I blogged back in June the High Court decisions:
As I said earlier the protection of parliamentary privilege saw the challenge to the Electoral Finance Bill dismissed. The similar case against the Electoral Finance Act also was dismissed on the grounds it was asking the Court for an abstract ruling (ie just asking whether the EFA breached the Bill of Rights Act).
The hearing today is before Appeal Justices Glazebrook, O’Regan and Arnold. Originally it was to be heard by just one permament Court of Appeal Judge and two High Court Judges, but now all three Judges hearing it are permament members of the Court of Appeal – possibly an inidcation of the importance of the case?
A copy of the appellants submission is here: boscawen-submissions-ca.
What was sought:
In the High Court proceeding, the appellants sought declarations that provisions in the Electoral Finance Act 2007 (“EF Act”) were inconsistent with fundamental civil and political rights affirmed by the Bill of Rights Act. As the offending provisions in the EF Act germinated from the original Electoral Finance Bill (“EF Bill”), the appellants also claimed that the Attorney General should have drawn them to the attention of the House of Representatives during the legislative process. The appellants sought declarations that the Attorney breached his statutory duty under s.7 by failing to do so.

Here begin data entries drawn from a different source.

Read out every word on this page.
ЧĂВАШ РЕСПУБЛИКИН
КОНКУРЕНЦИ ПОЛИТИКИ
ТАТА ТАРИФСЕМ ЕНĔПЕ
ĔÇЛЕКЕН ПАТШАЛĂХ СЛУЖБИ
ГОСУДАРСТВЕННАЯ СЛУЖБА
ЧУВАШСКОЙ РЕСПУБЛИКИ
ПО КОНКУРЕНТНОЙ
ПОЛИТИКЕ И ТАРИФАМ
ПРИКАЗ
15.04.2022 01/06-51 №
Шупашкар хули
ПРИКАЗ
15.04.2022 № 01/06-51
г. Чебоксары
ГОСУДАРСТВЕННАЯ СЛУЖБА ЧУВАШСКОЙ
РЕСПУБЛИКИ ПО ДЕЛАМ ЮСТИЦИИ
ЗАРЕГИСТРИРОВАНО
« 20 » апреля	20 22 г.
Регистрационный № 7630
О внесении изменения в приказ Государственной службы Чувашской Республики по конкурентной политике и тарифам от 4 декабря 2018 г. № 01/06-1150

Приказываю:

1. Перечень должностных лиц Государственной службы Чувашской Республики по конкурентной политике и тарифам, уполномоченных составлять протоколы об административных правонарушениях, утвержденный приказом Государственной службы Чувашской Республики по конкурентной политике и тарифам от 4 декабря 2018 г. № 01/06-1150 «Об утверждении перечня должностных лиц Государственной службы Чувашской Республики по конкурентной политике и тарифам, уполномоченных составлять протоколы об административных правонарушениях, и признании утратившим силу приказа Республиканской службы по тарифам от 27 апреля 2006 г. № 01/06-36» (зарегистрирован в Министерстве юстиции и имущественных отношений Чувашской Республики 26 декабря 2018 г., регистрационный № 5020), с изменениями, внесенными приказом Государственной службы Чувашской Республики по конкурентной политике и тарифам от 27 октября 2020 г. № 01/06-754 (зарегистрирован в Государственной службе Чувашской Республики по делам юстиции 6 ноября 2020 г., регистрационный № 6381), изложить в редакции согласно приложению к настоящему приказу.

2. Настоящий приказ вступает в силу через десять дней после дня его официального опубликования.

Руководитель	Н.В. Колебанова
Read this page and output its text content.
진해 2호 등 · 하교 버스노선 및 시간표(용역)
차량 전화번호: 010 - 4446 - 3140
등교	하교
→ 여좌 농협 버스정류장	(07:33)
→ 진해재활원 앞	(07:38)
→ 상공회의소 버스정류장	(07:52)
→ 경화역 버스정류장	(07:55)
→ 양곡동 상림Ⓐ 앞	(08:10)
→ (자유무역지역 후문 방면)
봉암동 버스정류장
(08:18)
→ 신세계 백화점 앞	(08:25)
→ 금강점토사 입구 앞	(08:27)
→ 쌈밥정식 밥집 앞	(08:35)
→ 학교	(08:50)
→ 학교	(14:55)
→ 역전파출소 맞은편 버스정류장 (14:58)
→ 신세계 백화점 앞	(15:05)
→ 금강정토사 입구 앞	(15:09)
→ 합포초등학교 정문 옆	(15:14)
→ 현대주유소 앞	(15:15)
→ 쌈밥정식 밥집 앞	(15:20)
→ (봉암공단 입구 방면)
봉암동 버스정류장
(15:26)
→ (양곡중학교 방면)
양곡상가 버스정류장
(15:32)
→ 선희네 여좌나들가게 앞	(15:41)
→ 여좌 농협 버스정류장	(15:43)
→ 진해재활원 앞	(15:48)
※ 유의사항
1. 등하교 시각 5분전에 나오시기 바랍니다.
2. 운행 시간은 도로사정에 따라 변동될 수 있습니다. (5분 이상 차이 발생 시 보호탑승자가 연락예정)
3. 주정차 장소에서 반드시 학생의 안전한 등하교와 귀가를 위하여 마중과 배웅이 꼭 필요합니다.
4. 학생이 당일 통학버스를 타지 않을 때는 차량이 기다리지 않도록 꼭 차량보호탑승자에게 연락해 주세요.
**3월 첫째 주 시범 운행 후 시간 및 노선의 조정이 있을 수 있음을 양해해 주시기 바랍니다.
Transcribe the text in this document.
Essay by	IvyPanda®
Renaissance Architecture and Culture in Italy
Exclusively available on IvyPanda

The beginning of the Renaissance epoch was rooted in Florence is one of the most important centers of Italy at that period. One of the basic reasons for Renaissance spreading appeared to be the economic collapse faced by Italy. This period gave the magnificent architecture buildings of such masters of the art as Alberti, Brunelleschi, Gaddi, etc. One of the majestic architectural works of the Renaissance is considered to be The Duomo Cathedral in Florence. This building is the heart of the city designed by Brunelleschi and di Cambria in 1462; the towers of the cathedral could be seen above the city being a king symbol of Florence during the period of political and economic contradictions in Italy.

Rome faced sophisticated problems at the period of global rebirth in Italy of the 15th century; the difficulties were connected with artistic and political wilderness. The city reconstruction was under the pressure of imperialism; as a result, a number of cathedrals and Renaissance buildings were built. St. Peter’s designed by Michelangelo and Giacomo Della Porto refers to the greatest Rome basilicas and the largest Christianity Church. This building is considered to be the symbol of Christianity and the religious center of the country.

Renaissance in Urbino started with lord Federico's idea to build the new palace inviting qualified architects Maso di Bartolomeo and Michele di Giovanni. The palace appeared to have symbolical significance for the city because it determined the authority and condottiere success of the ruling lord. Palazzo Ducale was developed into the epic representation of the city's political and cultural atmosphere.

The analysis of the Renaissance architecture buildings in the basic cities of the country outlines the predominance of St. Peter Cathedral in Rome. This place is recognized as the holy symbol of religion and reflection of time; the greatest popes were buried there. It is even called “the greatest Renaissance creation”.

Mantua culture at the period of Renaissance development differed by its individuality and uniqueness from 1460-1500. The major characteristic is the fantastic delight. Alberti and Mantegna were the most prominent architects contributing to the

And what happened in the High Court:
Clifford J in the High Court granted the Crown’s application and struck out the ASOC in its entirety. Clifford J expressed reluctance to make declarations of inconsistency, particularly on an abstract basis, without clear jurisdictional guidance from this Court1. He also followed the 1994 High Court decision of Mangawaro Enterprises Limited v Attorney General (“Mangawaro”)2, and obiter dicta comments from McGrath J in Awatere Huata v Prebble (“Awatere Huata”)3 and found the Attorney General’s exercise of statutory power under s.7 to be non-justiciable.
Most of the argument will be around whether the Court can make a declaration of inconsistency regarding a law and the Bill of Rights Act. To date no court has done so, but Boscawen cites previous judgements that have alluded to the desirability of doing so. It will be an interesting outcome either way.